Unlike pod anti-affinity, with Pod Topology Spread Constraints we could have multiple pods for the same application running in the same node. However, as we make use of 3 availability zones, the first topology constraint will make sure there are at least 3 pods running in 3 different instances. The second topology constraint will try to schedule the 4th pod in a different instance (topologyKey: kubernetes.io/hostname ), but this is not guaranteed (ScheduleAnyway tells the scheduler to still schedule it while prioritising nodes that minimize the skew).

maxSkew describes the degree to which Pods may be unevenly distributed. You must specify this field and the number must be greater than zero. Its semantics differ according to the value of whenUnsatisfiable:

Other settings that help with reliability

There are other settings that will help running highly available applications in Kubernetes, whether you do it in Spot instances or not

Horizontal Pod Autoscaling (HPA): automatically updates a workload resource (such as a Deployment or StatefulSet), with the aim of automatically scaling the workload to match demand (i.e. CPU, memory, or any other metric if you’re using a metrics adapter, like KEDA).

Termination grace period: after a SIGTERM signal is sent to the pod, Kubernetes waits for a specified time called the termination grace period. By default, this is 30 seconds.

If your app finishes shutting down and exits before the terminationGracePeriod is done, Kubernetes moves to the next step immediately. If your pod usually takes longer than 30 seconds to shut down, make sure you increase the grace period.

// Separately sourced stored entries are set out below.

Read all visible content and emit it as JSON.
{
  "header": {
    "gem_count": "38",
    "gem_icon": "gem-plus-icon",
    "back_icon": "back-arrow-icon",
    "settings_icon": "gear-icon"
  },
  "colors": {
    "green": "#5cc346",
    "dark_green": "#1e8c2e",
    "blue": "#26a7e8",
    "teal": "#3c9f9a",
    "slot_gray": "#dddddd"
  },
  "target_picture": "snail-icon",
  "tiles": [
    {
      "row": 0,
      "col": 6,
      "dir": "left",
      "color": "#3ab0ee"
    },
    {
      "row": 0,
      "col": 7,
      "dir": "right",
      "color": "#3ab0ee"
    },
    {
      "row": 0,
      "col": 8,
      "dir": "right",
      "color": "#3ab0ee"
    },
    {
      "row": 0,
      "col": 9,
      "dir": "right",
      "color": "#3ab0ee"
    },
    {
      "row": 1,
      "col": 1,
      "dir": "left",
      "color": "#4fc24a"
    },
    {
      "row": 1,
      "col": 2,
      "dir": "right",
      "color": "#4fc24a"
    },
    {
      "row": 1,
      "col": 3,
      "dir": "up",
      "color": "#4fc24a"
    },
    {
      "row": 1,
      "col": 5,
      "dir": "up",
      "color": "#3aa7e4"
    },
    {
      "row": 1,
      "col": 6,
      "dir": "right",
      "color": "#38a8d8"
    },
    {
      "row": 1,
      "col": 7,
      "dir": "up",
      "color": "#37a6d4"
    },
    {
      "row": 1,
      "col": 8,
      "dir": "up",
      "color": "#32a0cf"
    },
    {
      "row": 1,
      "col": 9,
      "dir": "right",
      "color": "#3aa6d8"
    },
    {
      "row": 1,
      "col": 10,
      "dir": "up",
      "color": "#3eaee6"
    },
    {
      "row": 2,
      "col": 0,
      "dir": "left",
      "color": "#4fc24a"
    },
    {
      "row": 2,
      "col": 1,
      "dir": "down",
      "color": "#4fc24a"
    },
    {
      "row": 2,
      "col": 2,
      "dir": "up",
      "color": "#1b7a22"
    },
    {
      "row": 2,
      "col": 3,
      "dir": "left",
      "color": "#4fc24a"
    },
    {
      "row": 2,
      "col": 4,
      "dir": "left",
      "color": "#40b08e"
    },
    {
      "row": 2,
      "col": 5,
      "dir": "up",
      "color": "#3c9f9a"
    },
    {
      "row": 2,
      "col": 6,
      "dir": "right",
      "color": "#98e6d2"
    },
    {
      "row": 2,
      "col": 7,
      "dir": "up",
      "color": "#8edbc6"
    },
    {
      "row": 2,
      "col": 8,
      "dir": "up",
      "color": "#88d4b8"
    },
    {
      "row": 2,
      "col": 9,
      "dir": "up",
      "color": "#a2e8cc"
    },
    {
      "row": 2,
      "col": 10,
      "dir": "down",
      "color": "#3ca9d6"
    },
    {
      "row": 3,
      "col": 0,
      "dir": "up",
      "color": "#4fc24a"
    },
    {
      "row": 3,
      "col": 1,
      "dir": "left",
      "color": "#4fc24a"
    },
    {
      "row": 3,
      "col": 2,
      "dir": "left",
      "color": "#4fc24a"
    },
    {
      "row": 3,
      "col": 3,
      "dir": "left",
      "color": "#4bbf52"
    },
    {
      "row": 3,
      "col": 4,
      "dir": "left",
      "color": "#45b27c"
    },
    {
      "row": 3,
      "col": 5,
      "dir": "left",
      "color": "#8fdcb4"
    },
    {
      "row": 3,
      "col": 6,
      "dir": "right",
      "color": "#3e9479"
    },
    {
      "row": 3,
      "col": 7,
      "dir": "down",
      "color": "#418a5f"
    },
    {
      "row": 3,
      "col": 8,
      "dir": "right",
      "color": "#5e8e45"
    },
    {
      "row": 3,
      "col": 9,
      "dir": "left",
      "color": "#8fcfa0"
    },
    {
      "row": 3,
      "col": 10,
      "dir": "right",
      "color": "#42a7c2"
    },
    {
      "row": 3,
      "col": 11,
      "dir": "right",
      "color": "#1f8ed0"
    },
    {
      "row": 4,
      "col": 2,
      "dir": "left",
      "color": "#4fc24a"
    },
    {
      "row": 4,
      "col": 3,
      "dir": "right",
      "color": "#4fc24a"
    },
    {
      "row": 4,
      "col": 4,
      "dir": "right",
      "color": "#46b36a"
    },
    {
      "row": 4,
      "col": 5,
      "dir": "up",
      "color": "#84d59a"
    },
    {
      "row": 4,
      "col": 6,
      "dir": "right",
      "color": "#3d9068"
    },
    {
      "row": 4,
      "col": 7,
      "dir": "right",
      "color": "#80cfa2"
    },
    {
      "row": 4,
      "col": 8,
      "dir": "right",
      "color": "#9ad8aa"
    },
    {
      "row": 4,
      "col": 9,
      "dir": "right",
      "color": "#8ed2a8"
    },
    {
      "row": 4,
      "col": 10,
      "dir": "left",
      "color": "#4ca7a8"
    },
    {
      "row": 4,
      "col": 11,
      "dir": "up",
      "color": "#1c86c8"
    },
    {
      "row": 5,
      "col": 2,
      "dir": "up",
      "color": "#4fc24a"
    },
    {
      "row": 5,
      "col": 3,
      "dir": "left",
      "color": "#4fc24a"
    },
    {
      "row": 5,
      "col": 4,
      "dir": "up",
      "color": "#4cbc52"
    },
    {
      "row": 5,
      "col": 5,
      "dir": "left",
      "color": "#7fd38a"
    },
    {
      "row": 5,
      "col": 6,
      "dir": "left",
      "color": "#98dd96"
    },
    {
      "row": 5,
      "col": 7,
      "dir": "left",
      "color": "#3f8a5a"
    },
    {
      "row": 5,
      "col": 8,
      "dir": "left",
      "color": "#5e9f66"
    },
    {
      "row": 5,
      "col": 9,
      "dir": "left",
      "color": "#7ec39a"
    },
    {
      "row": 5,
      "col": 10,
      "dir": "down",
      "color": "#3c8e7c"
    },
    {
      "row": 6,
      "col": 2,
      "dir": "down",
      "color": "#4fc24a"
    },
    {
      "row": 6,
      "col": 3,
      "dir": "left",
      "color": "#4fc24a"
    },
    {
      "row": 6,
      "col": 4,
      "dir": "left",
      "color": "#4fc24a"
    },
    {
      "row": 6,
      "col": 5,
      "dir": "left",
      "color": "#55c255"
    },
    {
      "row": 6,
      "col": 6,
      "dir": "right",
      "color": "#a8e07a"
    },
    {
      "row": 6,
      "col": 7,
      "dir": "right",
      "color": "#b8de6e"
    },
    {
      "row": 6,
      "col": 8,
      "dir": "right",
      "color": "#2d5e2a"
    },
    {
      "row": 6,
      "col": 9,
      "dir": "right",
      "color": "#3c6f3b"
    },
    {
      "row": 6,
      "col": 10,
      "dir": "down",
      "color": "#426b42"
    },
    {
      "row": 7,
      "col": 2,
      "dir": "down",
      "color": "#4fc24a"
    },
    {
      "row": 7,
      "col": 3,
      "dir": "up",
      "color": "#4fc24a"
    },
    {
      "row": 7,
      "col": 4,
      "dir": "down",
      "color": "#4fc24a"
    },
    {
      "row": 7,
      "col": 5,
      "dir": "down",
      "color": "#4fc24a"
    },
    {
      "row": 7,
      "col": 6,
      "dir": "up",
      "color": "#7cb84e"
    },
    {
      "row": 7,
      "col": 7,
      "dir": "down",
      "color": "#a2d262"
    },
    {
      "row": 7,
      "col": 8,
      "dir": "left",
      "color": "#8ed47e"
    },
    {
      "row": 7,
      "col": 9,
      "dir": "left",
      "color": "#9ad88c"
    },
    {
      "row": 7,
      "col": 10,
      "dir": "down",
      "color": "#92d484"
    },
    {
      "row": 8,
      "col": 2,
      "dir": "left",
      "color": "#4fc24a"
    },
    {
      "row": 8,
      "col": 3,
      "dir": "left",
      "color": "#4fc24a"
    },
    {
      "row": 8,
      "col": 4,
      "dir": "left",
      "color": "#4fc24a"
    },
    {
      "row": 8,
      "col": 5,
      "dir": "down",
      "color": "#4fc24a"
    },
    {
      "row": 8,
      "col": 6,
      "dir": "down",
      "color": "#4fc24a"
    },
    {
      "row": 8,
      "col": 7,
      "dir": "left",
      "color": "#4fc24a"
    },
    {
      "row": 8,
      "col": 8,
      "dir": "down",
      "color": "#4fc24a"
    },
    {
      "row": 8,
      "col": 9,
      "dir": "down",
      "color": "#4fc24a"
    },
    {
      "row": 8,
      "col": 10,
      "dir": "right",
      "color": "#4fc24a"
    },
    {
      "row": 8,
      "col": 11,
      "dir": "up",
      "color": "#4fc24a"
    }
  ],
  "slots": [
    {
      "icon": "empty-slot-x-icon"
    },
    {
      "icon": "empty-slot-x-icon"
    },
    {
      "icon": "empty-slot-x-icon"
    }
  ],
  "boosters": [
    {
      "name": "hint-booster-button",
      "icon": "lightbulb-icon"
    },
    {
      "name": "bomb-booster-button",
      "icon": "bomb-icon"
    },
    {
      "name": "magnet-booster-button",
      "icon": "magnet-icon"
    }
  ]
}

rollingUpdate strategy: set the right values for maxSurge, maxUnavailable parameters in your rolling update strategy to avoid having multiple copies of your application down during a rollout.

Conclusion

Using Spot instances to run resilient production workloads is not as scary as it could sound if applications are configured following some (or all) of the parameters mentioned in this article. We’ve been doing this since the very beginning, taking advantage of cost savings, while achieving high levels of reliability to give the best experience to our members.